Since he started out in the business more than a quarter of a century ago, Pine has ridden an incredible wave of success. Journey to the Urge Within was the first serious jazz album ever to make the British Top 40, notching up sales to qualify for a silver record. It was a remarkable achievement in British jazz history and established Courtney Pine as the leading figure on the British jazz scene and an inspiration to many young musicians. The follow-up to this, in 1988, was the album Destiny’s Song, produced by acclaimed American jazz artist Delfeayo Marsalis.

That, too, made the British Top 40 and also broke into the American jazz charts and set Pine on the road to international stardom. That same year he also performed at Nelson Mandela’s 80th birthday concert at Wembley Stadium in London.

Possibly even more telling, in addition to all the record sales and sold-out concerts around the globe, is the acknowledgement of his artistic endeavor from the epicenter of the British establishment. In 2000, Pine was awarded the OBE (Order of the British Empire) by Queen Elizabeth II.
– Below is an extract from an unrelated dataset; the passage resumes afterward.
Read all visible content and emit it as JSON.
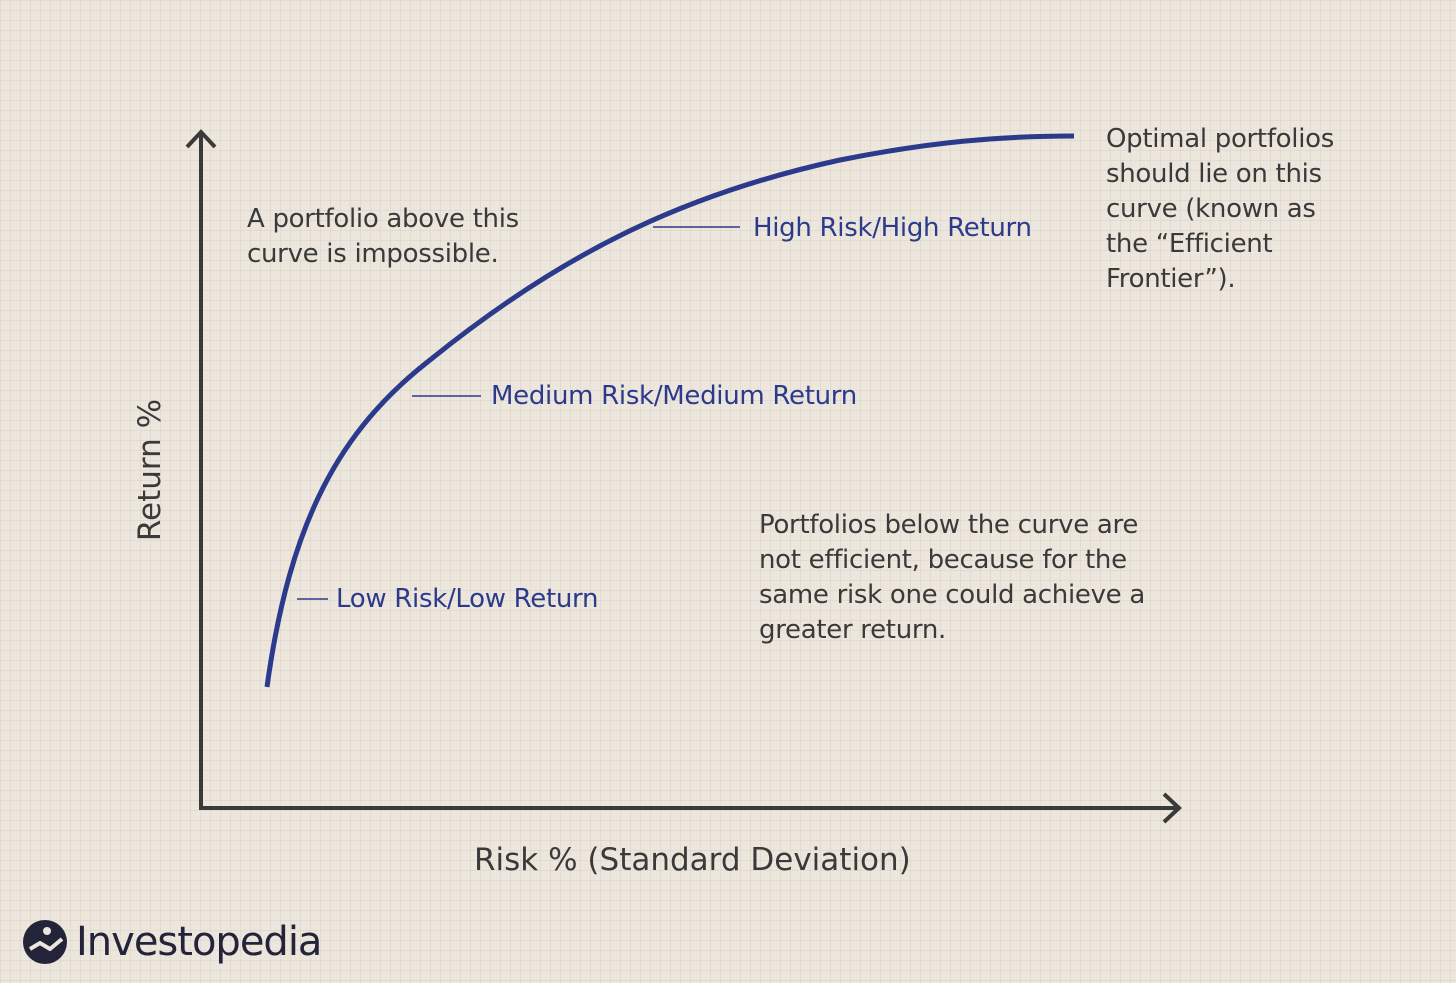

In 2009, Pine’s royal recognition was upgraded to CBE (Commander of the British Empire). It was Pine’s turn to be surprised.

“That was never in my game plan, going to Buckingham Palace to get an award,” he declares. “I just wanted, and want, to create and play music.”

But Pine is not letting all the kudos and commendations go to his head.

“I just want to keep doing new things and learning,” he says. “You’re only as good as your next gig. I never forget that.”